No se trata de juzgar, enfadarte o arremeter contra tus papás, sino de aceptar con mucho amor lo que hicieron. Ellos te educaron, te dieron su amor y seguridad como sabían, posiblemente como lo aprendieron de sus padres.

Aceptar a tus padres es un acto de amor hacia ellos y hacia ti. Aceptarles a ellos supone aceptar una parte de ti que estabas rechazando.

Se trata de ser responsable de tu yo de hoy, de relacionarte desde tu adulta segura.

Se trata de abrazar a esa niña que le faltó seguridad y decirle que tú estás para protegerla, cuidarla y darle mucho amor.

 

Y tú, ¿cómo te llevas con el control?

 

5 comentarios en “Controlar me da seguridad”

  1. Hola Laura,

    También puede ser una conducta aprendida, la que han vivido de sus familiares, no solo alguno de sus progenitores, sino lo que se percibe en toda la familia, ¿verdad?

    Personalmente vivo una relación familiar controladora, más bien la sufro, y no sé qué hacer al respecto. Yo entiendo a mi familiar y la acepto, pero me cuesta aceptar el continuo desgaste que me produce, el agobio que siento por entender su sufrimiento al no saber de mi en todo momento. Es más, esa persona no lo reconoce, piensa que soy una exagerada por sentirme así.

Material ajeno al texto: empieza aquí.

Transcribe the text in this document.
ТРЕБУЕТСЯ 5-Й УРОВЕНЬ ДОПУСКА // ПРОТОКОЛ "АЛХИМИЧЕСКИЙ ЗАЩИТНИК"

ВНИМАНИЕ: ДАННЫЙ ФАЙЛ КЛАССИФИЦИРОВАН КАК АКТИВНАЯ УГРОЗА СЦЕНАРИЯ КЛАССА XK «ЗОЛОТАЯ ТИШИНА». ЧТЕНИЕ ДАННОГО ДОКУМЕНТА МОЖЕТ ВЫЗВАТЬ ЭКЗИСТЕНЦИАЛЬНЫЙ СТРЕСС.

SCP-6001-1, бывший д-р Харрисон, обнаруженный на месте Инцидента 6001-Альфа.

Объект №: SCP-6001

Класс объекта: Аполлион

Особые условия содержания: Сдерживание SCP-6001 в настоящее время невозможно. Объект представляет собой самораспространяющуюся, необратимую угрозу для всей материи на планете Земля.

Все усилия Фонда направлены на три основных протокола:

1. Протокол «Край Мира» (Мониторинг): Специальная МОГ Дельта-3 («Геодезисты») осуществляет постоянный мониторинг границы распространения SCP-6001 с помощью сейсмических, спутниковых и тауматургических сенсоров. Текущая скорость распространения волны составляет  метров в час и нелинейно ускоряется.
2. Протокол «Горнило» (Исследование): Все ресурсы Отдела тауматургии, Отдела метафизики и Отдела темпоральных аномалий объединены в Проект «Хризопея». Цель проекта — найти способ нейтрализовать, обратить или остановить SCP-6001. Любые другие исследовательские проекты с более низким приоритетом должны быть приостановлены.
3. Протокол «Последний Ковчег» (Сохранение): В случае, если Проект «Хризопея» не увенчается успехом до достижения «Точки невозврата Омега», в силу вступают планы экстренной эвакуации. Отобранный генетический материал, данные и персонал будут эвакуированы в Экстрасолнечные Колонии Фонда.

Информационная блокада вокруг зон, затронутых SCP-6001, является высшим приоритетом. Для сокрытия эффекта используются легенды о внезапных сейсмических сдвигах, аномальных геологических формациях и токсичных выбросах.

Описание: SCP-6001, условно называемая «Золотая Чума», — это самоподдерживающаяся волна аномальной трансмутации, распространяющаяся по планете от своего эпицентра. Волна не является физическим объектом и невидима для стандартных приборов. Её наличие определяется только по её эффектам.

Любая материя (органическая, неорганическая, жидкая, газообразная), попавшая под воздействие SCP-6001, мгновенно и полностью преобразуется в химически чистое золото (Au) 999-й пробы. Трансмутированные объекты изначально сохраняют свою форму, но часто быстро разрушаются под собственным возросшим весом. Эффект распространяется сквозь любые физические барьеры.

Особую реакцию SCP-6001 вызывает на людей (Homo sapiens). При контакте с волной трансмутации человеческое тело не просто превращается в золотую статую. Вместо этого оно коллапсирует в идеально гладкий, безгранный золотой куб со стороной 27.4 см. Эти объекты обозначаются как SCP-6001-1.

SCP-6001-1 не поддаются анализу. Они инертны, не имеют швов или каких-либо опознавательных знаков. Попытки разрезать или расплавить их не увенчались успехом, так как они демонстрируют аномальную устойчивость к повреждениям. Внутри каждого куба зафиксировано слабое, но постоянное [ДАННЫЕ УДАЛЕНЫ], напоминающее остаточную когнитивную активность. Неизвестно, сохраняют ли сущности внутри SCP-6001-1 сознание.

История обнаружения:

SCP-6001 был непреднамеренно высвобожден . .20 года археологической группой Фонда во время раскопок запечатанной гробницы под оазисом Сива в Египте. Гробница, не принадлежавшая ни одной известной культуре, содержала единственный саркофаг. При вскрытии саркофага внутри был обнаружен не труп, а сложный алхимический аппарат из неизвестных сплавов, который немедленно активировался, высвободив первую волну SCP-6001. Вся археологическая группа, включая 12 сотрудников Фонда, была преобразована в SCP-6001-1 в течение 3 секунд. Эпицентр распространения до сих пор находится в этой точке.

    ¿Podrías darme algún consejo?

    1. Hola! Muchísimas gracias por tu sinceridad.
      Claro que puede ser una conducta común en la familia, si es así, habría que ver qué ocurrió en el transgeneracional con el control. Controlar es la mejor respuesta a algo que sucedió y provocó mucho dolor, puesto que la familia está reparando ese dolor.
      ¿Qué puedes hacer tú? Decirle que si te ocurre algo serás la primera persona a la que llamarás y que porque no habléis todos los días o varias veces al día no significa que no la quieras, que la quieres y tu forma de demostrarlo es…. no llamando constantemente.
      Por otro lado, sería interesante que tú también te revisaras en este sentido, ¿necesitas controlar?, ¿qué pasa en ti cuando no sabes de alguien?.
      Con respecto a tu agobio por entender su sufrimiento, imagino que es una persona adulta igual que tú por tanto interactúa con ella como tal.
      Un abrazo enorme, espero que te sirva.